17 Fla. 362 | Fla. | 1879

Mr. Justice Westcott

delivered the opinion of the court.

The petitioner in this case alleges under oath an illegal restraint of his liberty by the sheriff of Wakulla county. The sheriff in return to the writ of habeas corpus issued, certifies that the petitioner is detained by virtue of a judgment of the Circuit Court, a certified copy of which accompanies his return. Upon this return the petitoner moves his discharge.

Upon an inspection of the judgment, of which a certified copy accompanies the return, it appears that the petitioner is held under an order of the Circuit Court for Wakulla county directing the sheriff to detain him in custody until he gives the security which the court is authorized to require of him for the payment of sums of money which is has been by the court condemned to pay towards the support of a bastard child, under the provisions of the statute regulating the subject. (Thomp. Dig., 228, §3.)

No question is here made of the regularity of the proceedings under the bastardy act, so far as they concern the trial of the issues authorized to be raised under that act; nor is it questioned that the court is by that act authorized to require the bond. It is thus apparent that the general question here is, has the court the right and power -to direct the imprisonment in this case until a compliance with its order to execute the bond, which by the law it is authorized to require the party to give.

Section 15 of the Declaration of Rights provides that “ no person shall be imprisoned for debt except in case of fraud.” This provision of the organic law is, as a matter of course, a limitation upon the powers of each department of the government, Executive, Legislative and Judicial. It is, however, the clear result of the authorities that the sums which the petitioner has here been condemned to pay under the bastardy act, are not debts within the meaning of the provision of the Constitution. 52 Ala., 527; 25 Ind., 68; 33 Ind., 502; 37 Ind., 237; 21 Ohio (State), 353; 4 Ill., 414; 66 Ill., 513. The true question here, therefore, is whether the Circuit Court, a court of general jurisdiction, having been given the express power to require such bond, and having by its judgment directed such bond to be given; has the authority and power to direct the party to remain in the custody of the sheriff and to-be imprisoned until compliance with its order? While this is not the precise language of the order of the- court, it is in contemplation of law its effect, as the discharge of the party would be his right in case of a compliance with the *99order of the court. We cannot conceive that there is the least room for doubt upon this question. Without such power the order of the court would be nothing more than the act of an individual, so far as the matter of enforcing a compliance therewith is concerned. The order to execute the bond would be simply "vox et praetcrea nihil” and the order to imprison would be a mere "bmtem fulmen■”

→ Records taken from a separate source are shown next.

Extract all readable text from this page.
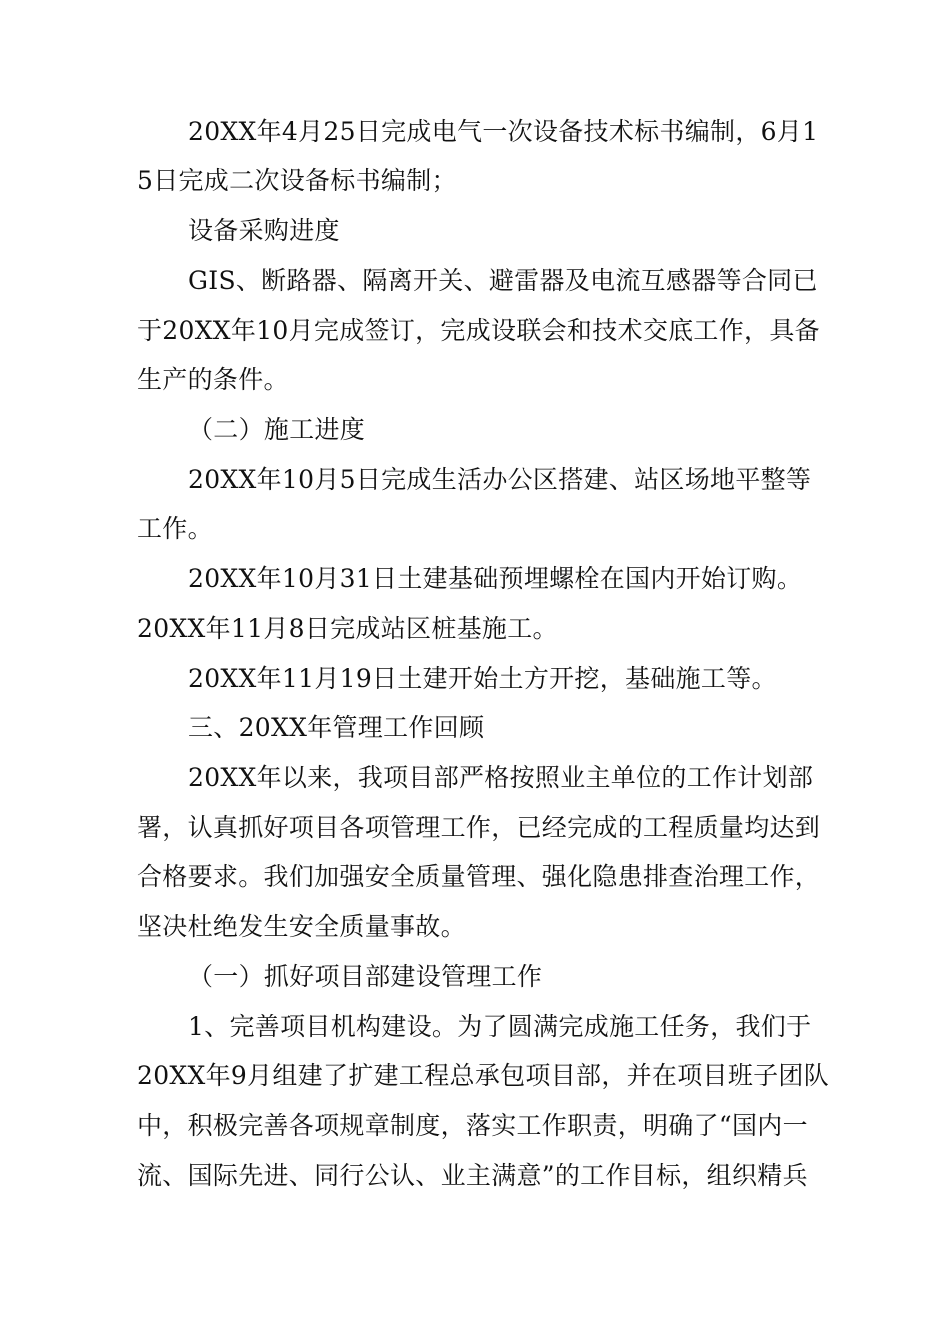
20XX年4月25日完成电气一次设备技术标书编制，6月1
5日完成二次设备标书编制；
设备采购进度
GIS、断路器、隔离开关、避雷器及电流互感器等合同已
于20XX年10月完成签订，完成设联会和技术交底工作，具备
生产的条件。
（二）施工进度
20XX年10月5日完成生活办公区搭建、站区场地平整等
工作。
20XX年10月31日土建基础预埋螺栓在国内开始订购。
20XX年11月8日完成站区桩基施工。
20XX年11月19日土建开始土方开挖，基础施工等。
三、20XX年管理工作回顾
20XX年以来，我项目部严格按照业主单位的工作计划部
署，认真抓好项目各项管理工作，已经完成的工程质量均达到
合格要求。我们加强安全质量管理、强化隐患排查治理工作，
坚决杜绝发生安全质量事故。
（一）抓好项目部建设管理工作
1、完善项目机构建设。为了圆满完成施工任务，我们于
20XX年9月组建了扩建工程总承包项目部，并在项目班子团队
中，积极完善各项规章制度，落实工作职责，明确了“国内一
流、国际先进、同行公认、业主满意”的工作目标，组织精兵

From a grant of judicial power to make the order to do a specific act, results the power to enforce its performance by the usual method. " Quando lex aliquid concedit conce-deré videtur et id, per quod devenitur ad illud”

We do not propose to discuss the question at length. The following authorities sustain the - general principle: 25 Ind., 74; 2 Blackf., 307; 2 Fla., 594; 2 Scam., 79-83; 1 Brock., 159; 1 Strob. (Law,) 555; 1 Rail., 606; 1 Virginia cases, 314; 1 Back. Abdg’t Title N.

Disability to execute the bond, the insolvency of the party, and other like circumstances, are matters which we cannot take cognizance of in this proceeding. . The order is within the power of the Circuit Court, and these matters, if their existence justifies any action, about which it is not here (in this collateral proceeding) proper for us to say anything, must be addressed to that tribunal.

The prisoner is remanded to the custody of the sheriff of Wakulla county, there to remain until discharged by due course of law.